Hank Hogan, firstname.lastname@example.org
GAITHERSBURG, Md. – When it comes to computing, some of the lessons we learned in kindergarten really do apply. Algorithms have to take turns. Otherwise, final calculations could be wrong.
Such data flow control is done routinely in standard computers. Now the nascent field of quantum information processing potentially has a way to do the same, courtesy of researchers from the National Institute of Standards and Technology (NIST), the University of Maryland and the University of Birmingham in the UK.
The researchers demonstrated their scheme by tuning the velocity of photons transporting an image, delaying the process by varying amounts without degrading the quantum information. They did so using a cell of hot rubidium vapor. They selected the material in part because of its properties, said researcher Alberto M. Marino. “You need to have a medium where you can control the group velocity. This velocity controls how fast that information propagates.”
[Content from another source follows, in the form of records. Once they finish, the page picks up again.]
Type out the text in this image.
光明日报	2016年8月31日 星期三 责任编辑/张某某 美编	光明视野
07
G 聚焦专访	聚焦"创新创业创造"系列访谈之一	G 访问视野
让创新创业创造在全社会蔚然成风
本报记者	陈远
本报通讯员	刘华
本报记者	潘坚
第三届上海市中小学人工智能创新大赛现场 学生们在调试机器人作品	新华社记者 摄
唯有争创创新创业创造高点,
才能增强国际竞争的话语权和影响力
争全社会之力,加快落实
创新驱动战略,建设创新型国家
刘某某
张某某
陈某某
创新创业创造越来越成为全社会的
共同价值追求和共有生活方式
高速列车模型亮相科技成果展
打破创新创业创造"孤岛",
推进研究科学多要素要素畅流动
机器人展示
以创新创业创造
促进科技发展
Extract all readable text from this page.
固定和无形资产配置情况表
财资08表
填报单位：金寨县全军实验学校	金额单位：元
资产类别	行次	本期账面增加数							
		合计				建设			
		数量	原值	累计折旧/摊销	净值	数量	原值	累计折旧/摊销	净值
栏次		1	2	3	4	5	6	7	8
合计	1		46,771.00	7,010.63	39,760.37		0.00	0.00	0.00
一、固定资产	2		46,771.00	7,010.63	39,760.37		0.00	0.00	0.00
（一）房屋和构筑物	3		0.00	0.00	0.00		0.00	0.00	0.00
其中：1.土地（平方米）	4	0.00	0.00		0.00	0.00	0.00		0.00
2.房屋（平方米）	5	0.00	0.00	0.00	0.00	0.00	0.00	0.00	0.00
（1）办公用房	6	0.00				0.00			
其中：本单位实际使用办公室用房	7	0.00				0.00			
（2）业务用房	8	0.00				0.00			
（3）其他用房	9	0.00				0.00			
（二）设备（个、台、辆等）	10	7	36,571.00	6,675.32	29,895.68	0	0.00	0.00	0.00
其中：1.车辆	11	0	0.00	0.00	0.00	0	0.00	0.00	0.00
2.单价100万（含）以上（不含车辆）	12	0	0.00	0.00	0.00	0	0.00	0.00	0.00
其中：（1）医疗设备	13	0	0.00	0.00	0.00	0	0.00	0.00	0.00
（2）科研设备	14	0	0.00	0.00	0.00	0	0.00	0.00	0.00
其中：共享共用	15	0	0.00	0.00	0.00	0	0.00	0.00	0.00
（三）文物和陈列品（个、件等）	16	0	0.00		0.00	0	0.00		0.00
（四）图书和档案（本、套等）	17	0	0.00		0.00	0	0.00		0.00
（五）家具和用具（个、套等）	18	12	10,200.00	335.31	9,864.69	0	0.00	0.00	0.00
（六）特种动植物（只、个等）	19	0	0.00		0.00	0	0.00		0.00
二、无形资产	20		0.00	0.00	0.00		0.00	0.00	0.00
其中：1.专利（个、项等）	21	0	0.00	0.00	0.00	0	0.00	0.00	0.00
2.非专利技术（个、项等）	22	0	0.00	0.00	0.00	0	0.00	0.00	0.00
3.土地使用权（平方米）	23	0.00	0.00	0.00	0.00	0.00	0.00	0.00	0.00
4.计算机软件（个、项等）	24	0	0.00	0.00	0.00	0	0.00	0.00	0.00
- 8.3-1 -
Quantum buffering is achieved through slow light. Two entangled images (shown connected by dotted lines) are generated. By sending one through a slow-light cell, researchers created a variable delay and a quantum information buffer. Courtesy of Albert Marino, NIST.
Marino was lead author of a Nature paper that described the work. The group first produced a pair of images encoded in photons, with the two beams created in an entangled state. Thus, the quantum state of one, as measured by its phase and amplitude fluctuations, was intertwined with the quantum state of the other. Because of this, determining the quantum state of one automatically provided that of the other. This entanglement between separated photons is the basis for quantum communication and computation.
After generating the entangled images in the first rubidium cell, the researchers allowed one packet of photons to travel freely to a detector while they sent the other through a second cell before detecting it. In this cell, the group velocity of the rubidium acted to slow down the propagation of the information by a factor of as much as 800. This introduced a delay, which the researchers could control by varying the temperature of the rubidium or adjusting the intensity of the light used as a pump.
They got the delay up to 27 ns, with the limit set by the amount of noise generated by the process. Too much noise destroyed the quantum entanglement, wiping away the correlation between the images.
Adjustments and improvements can push the delay to a greater number; however, Marino said, it’s always likely to remain in the nanosecond range.
As for applications, Marino foresees quantum communication, perhaps in a buffer that temporarily stores results. Longer-term storage will likely be done by transferring quantum information from photons to atoms, because they can store quantum properties for milliseconds.
One benefit of the new scheme is the ability to change the delay by optical means, which makes it possible to quickly adjust it as needed for experimentation or device operation. Another is the fact that the technique isn’t confined to delaying a single channel: “The fact that we can delay images shows we can delay large amounts of information simultaneously,” Marino said.